Je regrette qu'il y ait tant de souffrance dans cette histoire. Je regrette qu'elle soit en fragments, comme un corps pris sous un feu croisé ou écartelé de force. Mais je ne peux rien faire pour la changer.
De la femme qui parle, nous ignorerons toujours le vrai nom. Nous ne saurons que le terme qui la désigne : Defred. Dans cette dystopie féministe qui nous présente une dictature religieuse installée dans une grande partie des USA, les femmes n'ont pas d'autre identité que leur fonction, et le nom de celui auquel elles appartiennent. Defred est revêtue de vêtements rouges, symboles de sa fécondité, et du fait qu'elle a été dévolue à un Commandant pour lui donner l'enfant que son épouse ne peut plus lui donner : Notre fonction est la reproduction ; nous ne sommes pas des concubines, des geishas ni des courtisanes. Au contraire : tout a été fait pour nous éliminer de ces catégories. Rien en nous ne doit séduire[...] Nous sommes des utérus à deux pattes, un point c'est tout.
Par le regard de Defred nous allons donc assister à un accouchement, à un procés et une exécution, et à la vie de tous les jours, tout simplement : être accompagnée par Deglen pour faire les courses, être baisée par "son" Commandant de façon ritualisée, en présence de son épouse, et surtout être attentive, en permanence, aux signaux émanant de cet homme : Nous l'observons toutes. [...] s'il lui arrivait de défaillir, d'échouer ou de mourir, qu'adviendrait-il de nous ?[...] Quand même, ça doit être l'enfer, d'être homme, ainsi. Ca doit être très bien.
Ca doit être l'enfer.
Ca doit être très silencieux.
Defred évoque aussi ses souvenirs d'un autre temps, quand elle vivait dans sa maison avec son amour et leur petite fille, qu'elle travaillait, qu'elle avait des rapports difficiles avec sa mère, et des fous rires avec son amie Moira. Du passage d'un temps à un autre, nous aurons un tableau à la fois clair et imprécis, sachant que Rien ne change instantanément. [...]Il y avait des histoires dans les journaux, bien sûr, de cadavres dans des fossés ou des forêts, matraqués à mort ou mutilés, violentés comme ils disaient, mais il s'agissait d'autres femmes et les hommes qui faisaient ces choses-là étaient d'autres hommes. Aucun ne faisait partie des hommes que nous connaissions. Les articles des journaux étaient pour nous comme des rêves, de mauvais rêves, rêvés par d'autres. Quelle horreur, disions-nous, et c'était horrible, mais c'était horrible sans être crédible.

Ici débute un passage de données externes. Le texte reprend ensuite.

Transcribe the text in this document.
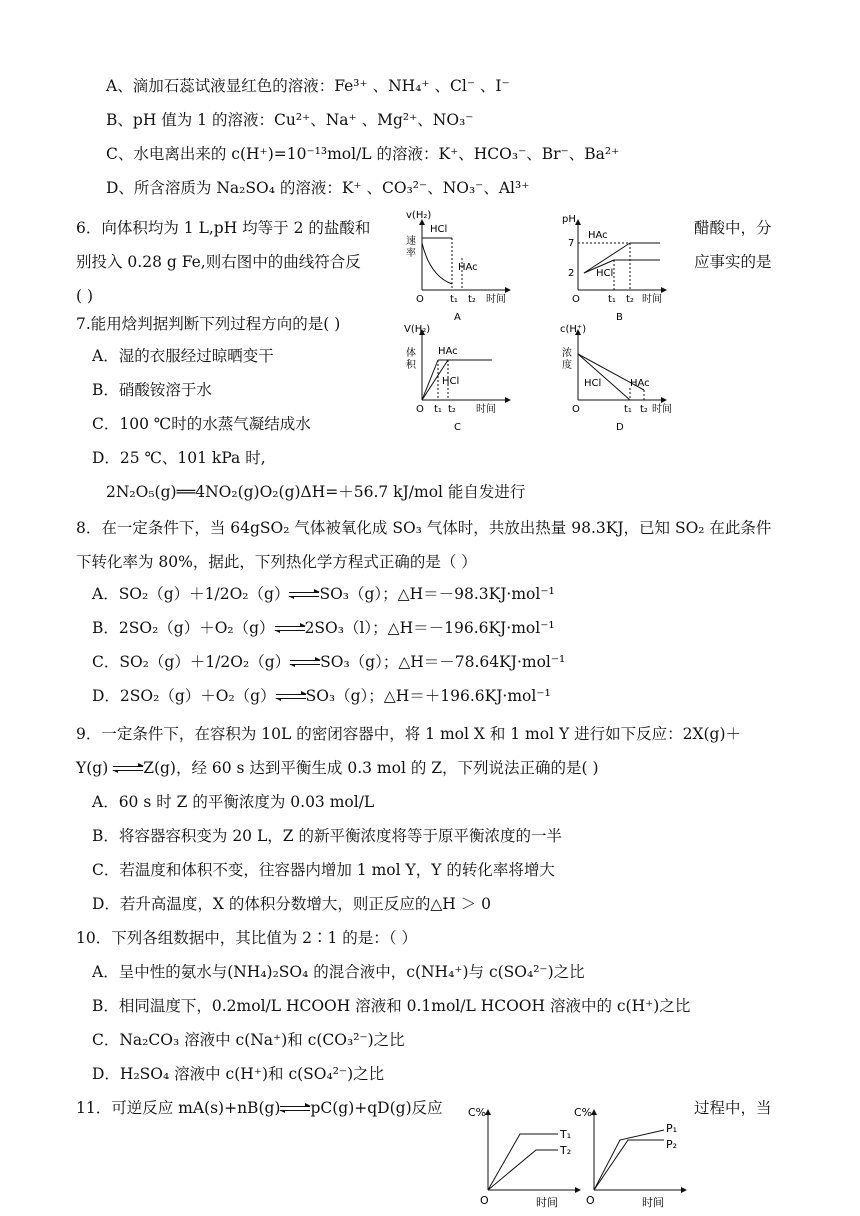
A、滴加石蕊试液显红色的溶液：Fe³⁺ 、NH₄⁺ 、Cl⁻ 、I⁻
B、pH 值为 1 的溶液：Cu²⁺、Na⁺ 、Mg²⁺、NO₃⁻
C、水电离出来的 c(H⁺)=10⁻¹³mol/L 的溶液：K⁺、HCO₃⁻、Br⁻、Ba²⁺
D、所含溶质为 Na₂SO₄ 的溶液：K⁺ 、CO₃²⁻、NO₃⁻、Al³⁺
6．向体积均为 1 L,pH 均等于 2 的盐酸和	醋酸中，分
别投入 0.28 g Fe,则右图中的曲线符合反	应事实的是
( )
7.能用焓判据判断下列过程方向的是( )
A．湿的衣服经过晾晒变干
B．硝酸铵溶于水
C．100 ℃时的水蒸气凝结成水
D．25 ℃、101 kPa 时,
2N₂O₅(g)══4NO₂(g)O₂(g)ΔH=＋56.7 kJ/mol 能自发进行
8．在一定条件下，当 64gSO₂ 气体被氧化成 SO₃ 气体时，共放出热量 98.3KJ，已知 SO₂ 在此条件
下转化率为 80%，据此，下列热化学方程式正确的是（ ）
A．SO₂（g）＋1/2O₂（g）⇌SO₃（g）；△H＝－98.3KJ·mol⁻¹
B．2SO₂（g）＋O₂（g）⇌2SO₃（l）；△H＝－196.6KJ·mol⁻¹
C．SO₂（g）＋1/2O₂（g）⇌SO₃（g）；△H＝－78.64KJ·mol⁻¹
D．2SO₂（g）＋O₂（g）⇌SO₃（g）；△H＝＋196.6KJ·mol⁻¹
9．一定条件下，在容积为 10L 的密闭容器中，将 1 mol X 和 1 mol Y 进行如下反应：2X(g)＋
Y(g) ⇌Z(g)，经 60 s 达到平衡生成 0.3 mol 的 Z，下列说法正确的是( )
A．60 s 时 Z 的平衡浓度为 0.03 mol/L
B．将容器容积变为 20 L，Z 的新平衡浓度将等于原平衡浓度的一半
C．若温度和体积不变，往容器内增加 1 mol Y，Y 的转化率将增大
D．若升高温度，X 的体积分数增大，则正反应的△H ＞ 0
10．下列各组数据中，其比值为 2∶1 的是：（ ）
A．呈中性的氨水与(NH₄)₂SO₄ 的混合液中，c(NH₄⁺)与 c(SO₄²⁻)之比
B．相同温度下，0.2mol/L HCOOH 溶液和 0.1mol/L HCOOH 溶液中的 c(H⁺)之比
C．Na₂CO₃ 溶液中 c(Na⁺)和 c(CO₃²⁻)之比
D．H₂SO₄ 溶液中 c(H⁺)和 c(SO₄²⁻)之比
11．可逆反应 mA(s)+nB(g)⇌pC(g)+qD(g)反应	过程中，当
v(H₂)
速
率
HCl
HAc
O	t₁ t₂ 时间
A
pH
7
2
HAc
HCl
O	t₁ t₂ 时间
B
V(H₂)
体
积
HAc
HCl
O t₁ t₂ 时间
C
c(H⁺)
浓
度
HCl	HAc
O	t₁ t₂ 时间
D
C%
T₁
T₂
O	时间
C%
P₁
P₂
O	时间
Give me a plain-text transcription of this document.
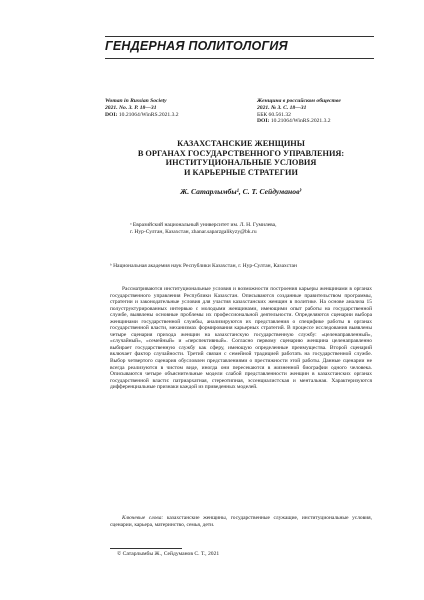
ГЕНДЕРНАЯ ПОЛИТОЛОГИЯ
Woman in Russian Society
2021. No. 3. P. 18—31
DOI: 10.21064/WinRS.2021.3.2
Женщина в российском обществе
2021. № 3. С. 18—31
ББК 60.561.32
DOI: 10.21064/WinRS.2021.3.2
КАЗАХСТАНСКИЕ ЖЕНЩИНЫ
В ОРГАНАХ ГОСУДАРСТВЕННОГО УПРАВЛЕНИЯ:
ИНСТИТУЦИОНАЛЬНЫЕ УСЛОВИЯ
И КАРЬЕРНЫЕ СТРАТЕГИИ
Ж. Сатарлымбы¹, С. Т. Сейдуманов⁾
ᵃ Евразийский национальный университет им. Л. Н. Гумилева,
г. Нур-Султан, Казахстан, zhanar.saparzgalikyzy@bk.ru
ᵇ Национальная академия наук Республики Казахстан, г. Нур-Султан, Казахстан
Рассматриваются институциональные условия и возможности построения карьеры женщинами в органах государственного управления Республики Казахстан. Описываются созданные правительством программы, стратегии и законодательные условия для участия казахстанских женщин в политике. На основе анализа 15 полуструктурированных интервью с молодыми женщинами, имеющими опыт работы на государственной службе, выявлены основные проблемы их профессиональной деятельности. Определяются сценарии выбора женщинами государственной службы, анализируются их представления о специфике работы в органах государственной власти, механизмах формирования карьерных стратегий. В процессе исследования выявлены четыре сценария прихода женщин на казахстанскую государственную службу: «целенаправленный», «случайный», «семейный» и «перспективный». Согласно первому сценарию женщина целенаправленно выбирает государственную службу как сферу, имеющую определенные преимущества. Второй сценарий включает фактор случайности. Третий связан с семейной традицией работать на государственной службе. Выбор четвертого сценария обусловлен представлениями о престижности этой работы. Данные сценарии не всегда реализуются в чистом виде, иногда они пересекаются в жизненной биографии одного человека. Описываются четыре объяснительные модели слабой представленности женщин в казахстанских органах государственной власти: патриархатная, стереотипная, эссенциалистская и ментальная. Характеризуются дифференциальные признаки каждой из приведенных моделей.
Ключевые слова: казахстанские женщины, государственные служащие, институциональные условия, сценарии, карьера, материнство, семья, дети.
© Сатарлымбы Ж., Сейдуманов С. Т., 2021
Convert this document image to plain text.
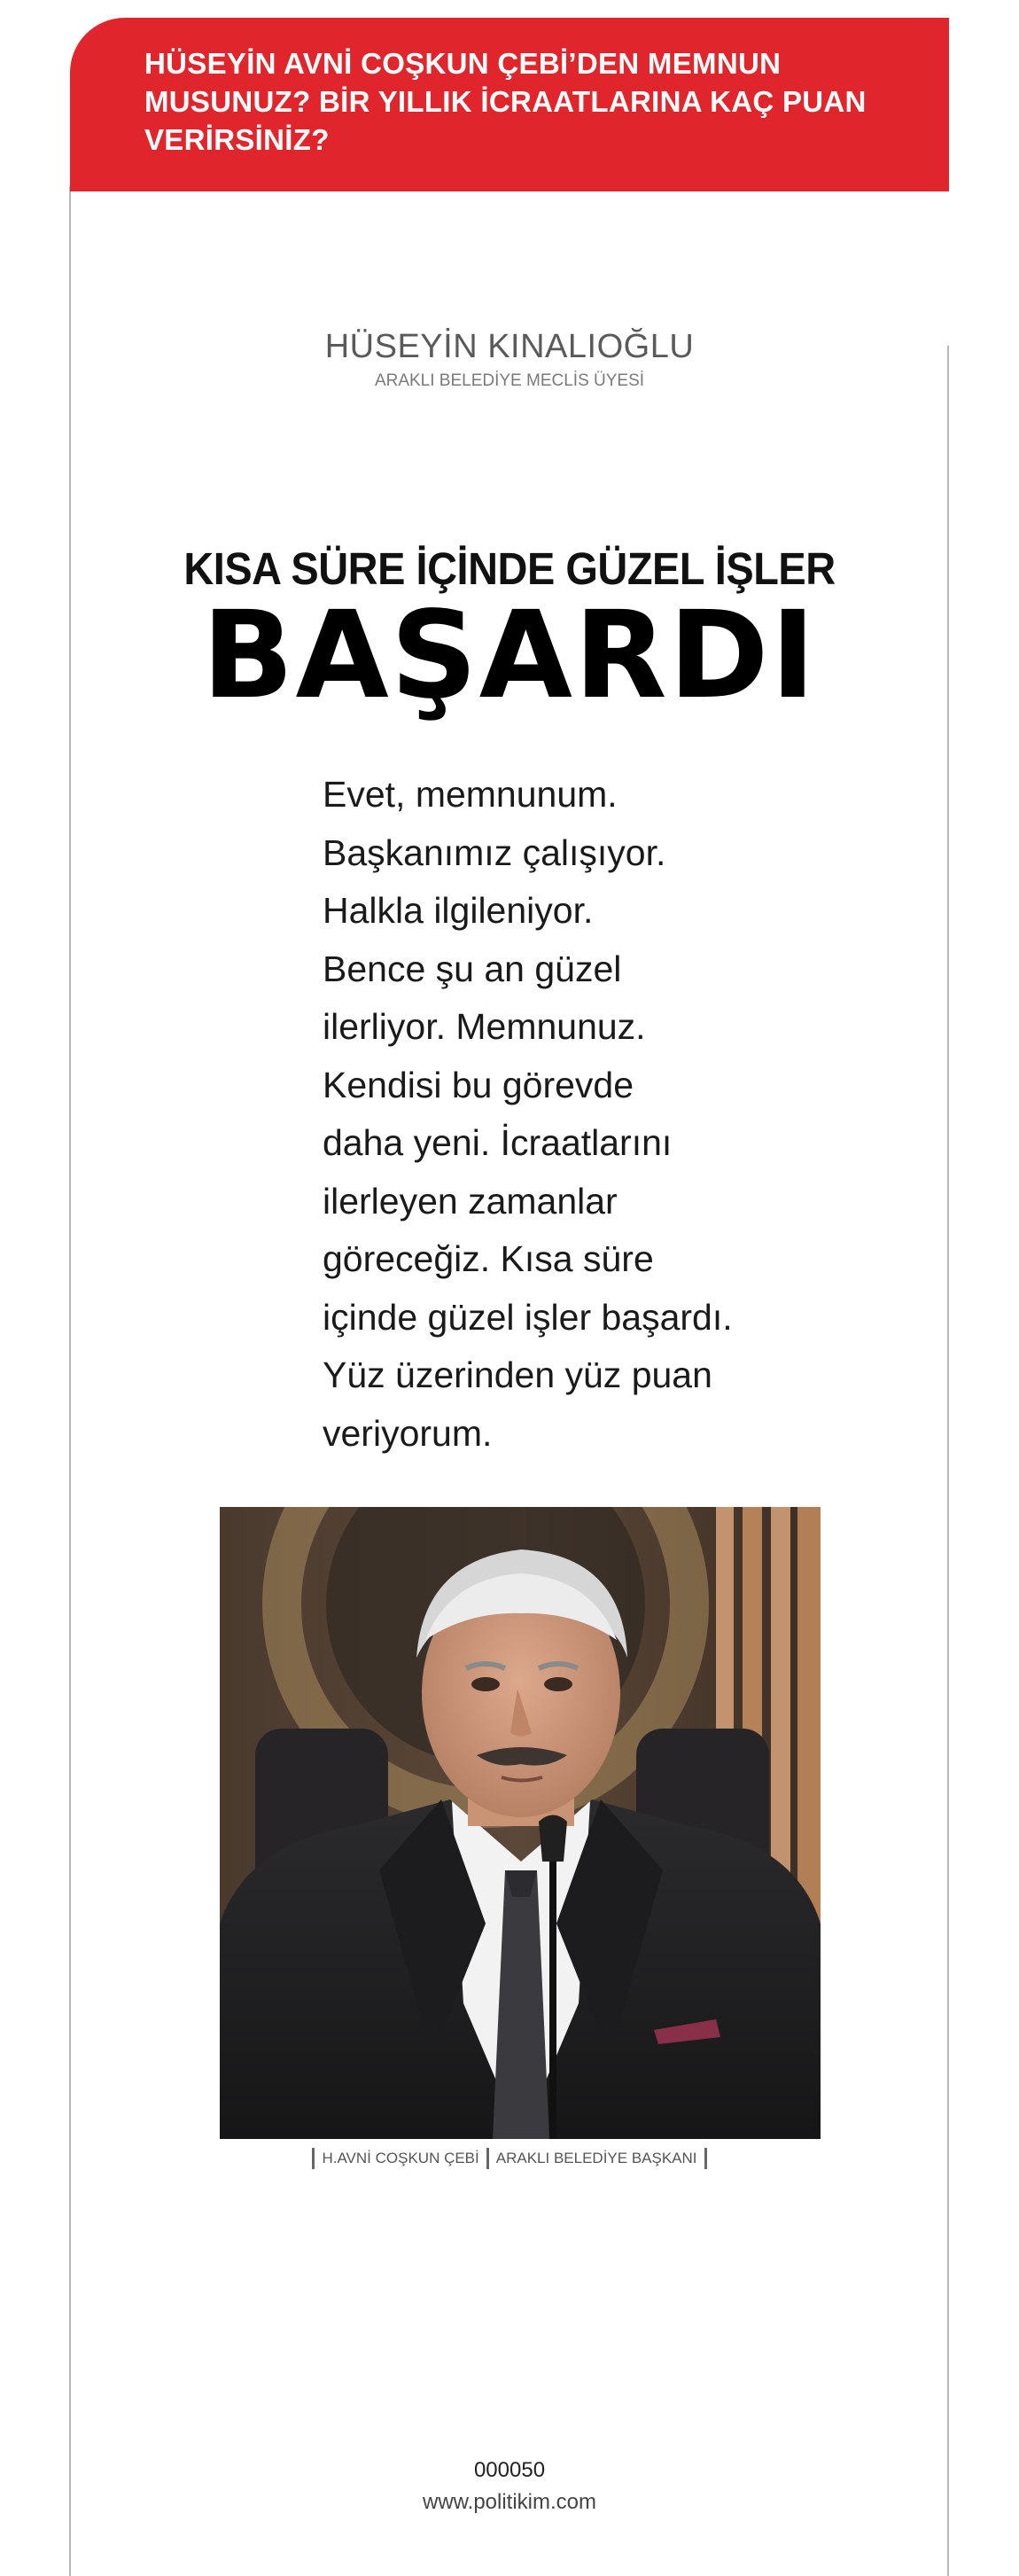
HÜSEYİN AVNİ COŞKUN ÇEBİ’DEN MEMNUN
MUSUNUZ? BİR YILLIK İCRAATLARINA KAÇ PUAN
VERİRSİNİZ?

HÜSEYİN KINALIOĞLU
ARAKLI BELEDİYE MECLİS ÜYESİ
KISA SÜRE İÇİNDE GÜZEL İŞLER
BAŞARDI
Evet, memnunum.
Başkanımız çalışıyor.
Halkla ilgileniyor.
Bence şu an güzel
ilerliyor. Memnunuz.
Kendisi bu görevde
daha yeni. İcraatlarını
ilerleyen zamanlar
göreceğiz. Kısa süre
içinde güzel işler başardı.
Yüz üzerinden yüz puan
veriyorum.
H.AVNİ COŞKUN ÇEBİ ARAKLI BELEDİYE BAŞKANI
000050
www.politikim.com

Cela fait un an que je me dis que je dois absolument chroniquer ce superbe roman (qui m'a été signalé par zomver, qu'elle en soit remerciée !), pour que d'autres le lisent. Il me semble que la dernière citation que j'en ai extraite vous donnera une idée de ce qui me paraît être son actualité, et sa pertinence.
Que le fait que ce soit un roman féministe ne vous en détourne pas : pour moi, c'est l'une des grandes qualité de ce livre que les hommes n'y soient pas stigmatisés, loin de là. La protagoniste est toujours consciente de ce que les deux sexes ont perdu en réduisant l'un des deux à l'état d'objet : l'amour ne doit trouver aucune prise.
En revanche, l'action est quasiment absente de ce roman, intimiste s'il en est, tout comme les grandes idées et les grands combats. C'est fait pour être à l'échelle d'une vie de femme étriquée, et de façon très habile. La petite voix de Defred n'est pas facile à oublier.